Kindred spirits: Diana Krall, Norah Jones

Show: Sunday at the Birchmere. Show starts at 7:30 p.m. 703-549-7500. Show is sold out.

Throughout her career, Madeleine Peyroux has blended jazz, country, blues, pop and even folk. On her new album, “The Blue Room,” she seriously synthesizes these and other disparate sounds.

Peyroux was born in Georgia and bred in SoCal, Paris and Brooklyn, and her music has always reflected these diverse environments. The playful, smoky-jazz-club vibe she brings to her songs contains echoes of the deep South, the urban North and even France.

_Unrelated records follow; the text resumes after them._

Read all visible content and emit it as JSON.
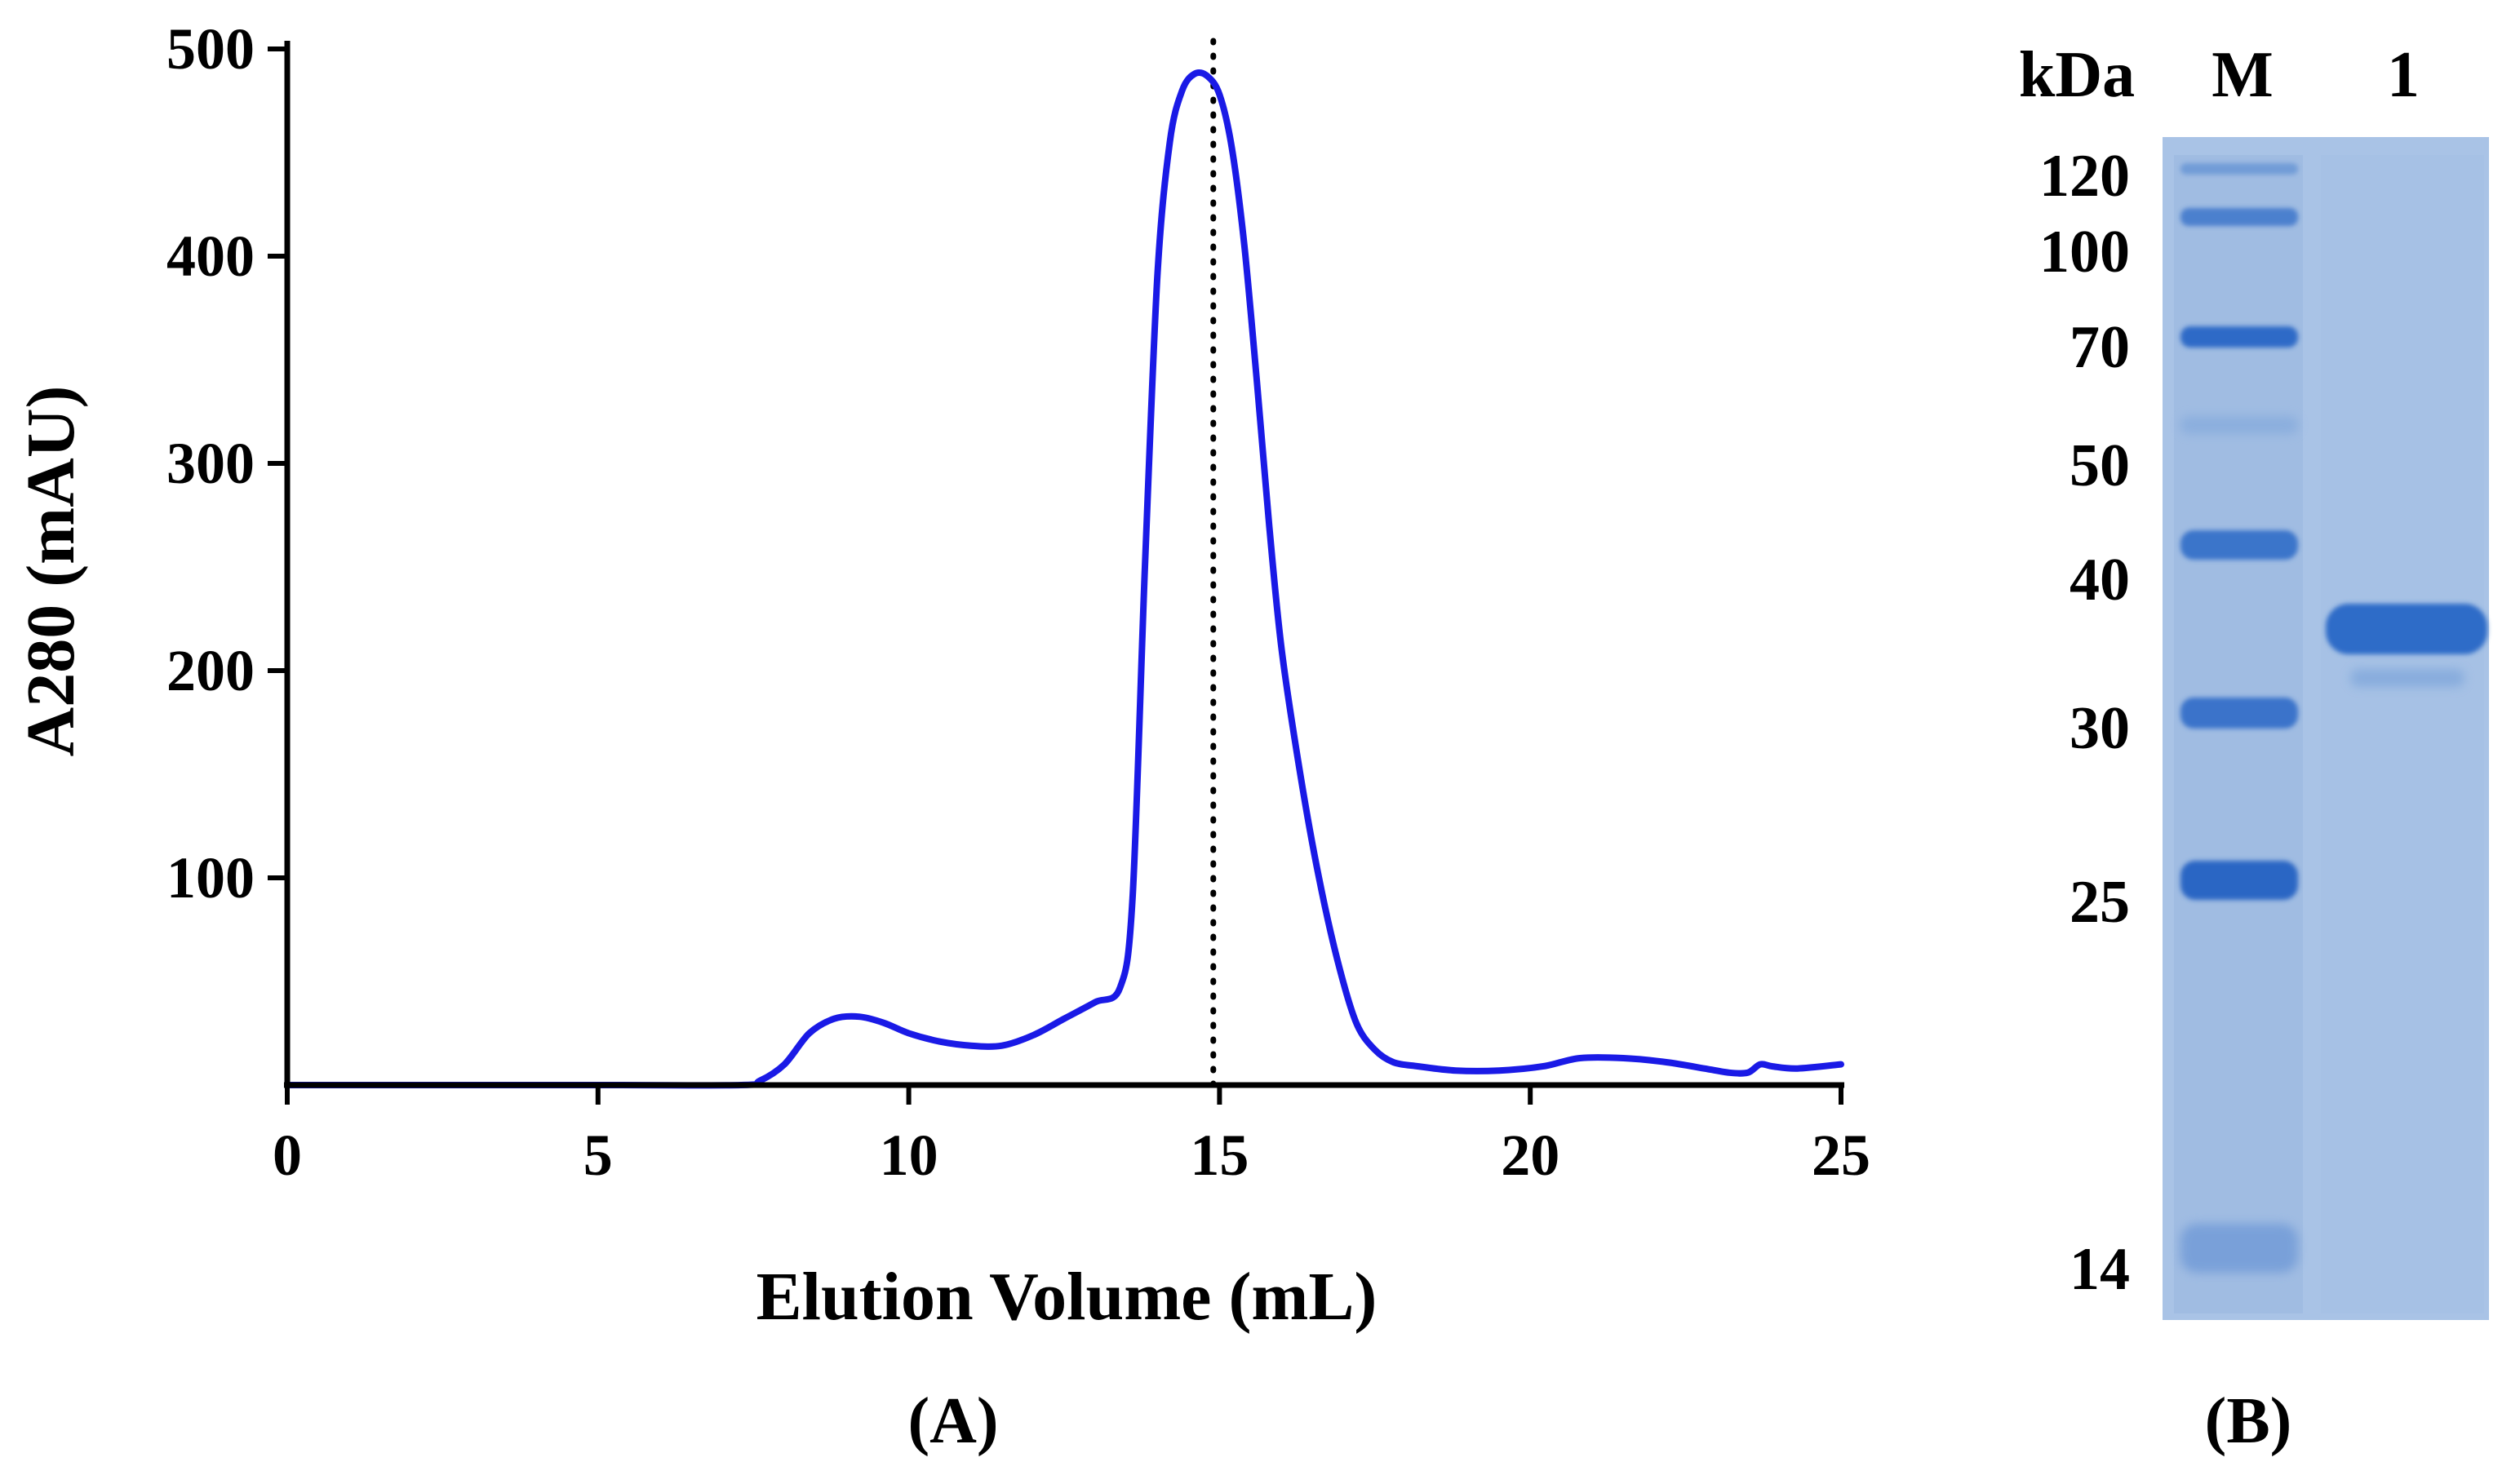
{
  "colors": {
    "trace": "#1a1ae6",
    "axis": "#000000",
    "gel_background": "#a9c3e6",
    "gel_band": "#2e6cc8"
  },
  "panels": {
    "a_label": "(A)",
    "b_label": "(B)"
  },
  "chart_data": [
    {
      "type": "line",
      "xlabel": "Elution Volume (mL)",
      "ylabel": "A280 (mAU)",
      "xlim": [
        0,
        25
      ],
      "ylim": [
        0,
        500
      ],
      "xticks": [
        0,
        5,
        10,
        15,
        20,
        25
      ],
      "yticks": [
        100,
        200,
        300,
        400,
        500
      ],
      "peak_marker": {
        "x": 14.9,
        "style": "dotted"
      },
      "grid": false,
      "series": [
        {
          "x": [
            0,
            5,
            7.3,
            7.6,
            8.0,
            8.4,
            8.8,
            9.2,
            9.6,
            10.0,
            10.5,
            11.0,
            11.5,
            12.0,
            12.5,
            13.0,
            13.4,
            13.6,
            13.8,
            14.0,
            14.2,
            14.4,
            14.6,
            14.8,
            15.0,
            15.2,
            15.4,
            15.6,
            15.8,
            16.0,
            16.3,
            16.6,
            16.9,
            17.2,
            17.5,
            17.8,
            18.2,
            18.8,
            19.5,
            20.2,
            20.8,
            21.5,
            22.2,
            22.8,
            23.2,
            23.5,
            23.7,
            23.9,
            24.3,
            25.0
          ],
          "y": [
            0,
            0,
            0,
            2,
            10,
            25,
            32,
            33,
            30,
            25,
            21,
            19,
            19,
            24,
            32,
            40,
            47,
            90,
            250,
            390,
            455,
            480,
            488,
            487,
            478,
            452,
            405,
            340,
            270,
            210,
            150,
            100,
            60,
            30,
            17,
            11,
            9,
            7,
            7,
            9,
            13,
            13,
            11,
            8,
            6,
            6,
            10,
            9,
            8,
            10
          ]
        }
      ]
    },
    {
      "type": "table",
      "header": {
        "unit": "kDa",
        "lanes": [
          "M",
          "1"
        ]
      },
      "marker_kda": [
        "120",
        "100",
        "70",
        "50",
        "40",
        "30",
        "25",
        "14"
      ]
    }
  ]
}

Peyroux’s musical accomplice is producer Larry Klein, the estimable bassist noted for his work with ex-wife Joni Mitchell, Peter Gabriel and the late Warren Zevon. For this project, Klein approached Peyroux with the idea of re­imagining “Modern Sounds in Country and Western Music,” Ray Charles’s legendary 1962 meeting of R&B, blues, jazz and country.

For “The Blue Room,” though, singer and producer didn’t just parrot Charles; they extended the concept. There are some “Modern Sounds” staples here, most notably a bluesy turn on “I Can’t Stop Loving You,” a steamy and mournful “You Don’t Know Me” and a grinding take on “Bye Bye Love.” But Peyroux and Klein also seamlessly included Randy Newman’s “Guilty” and Zevon’s “Desperadoes Under the Eaves” as well as a jaunty cover of Buddy Holly’s “Changing All Those Changes.”

The album’s sole lowlight is a dirge-like take on John Hartford’s “Gentle on My Mind.” Otherwise, “The Blue Room” crackles with energy and musical tension, and stands as Peyroux’s most accomplished, mature work to date.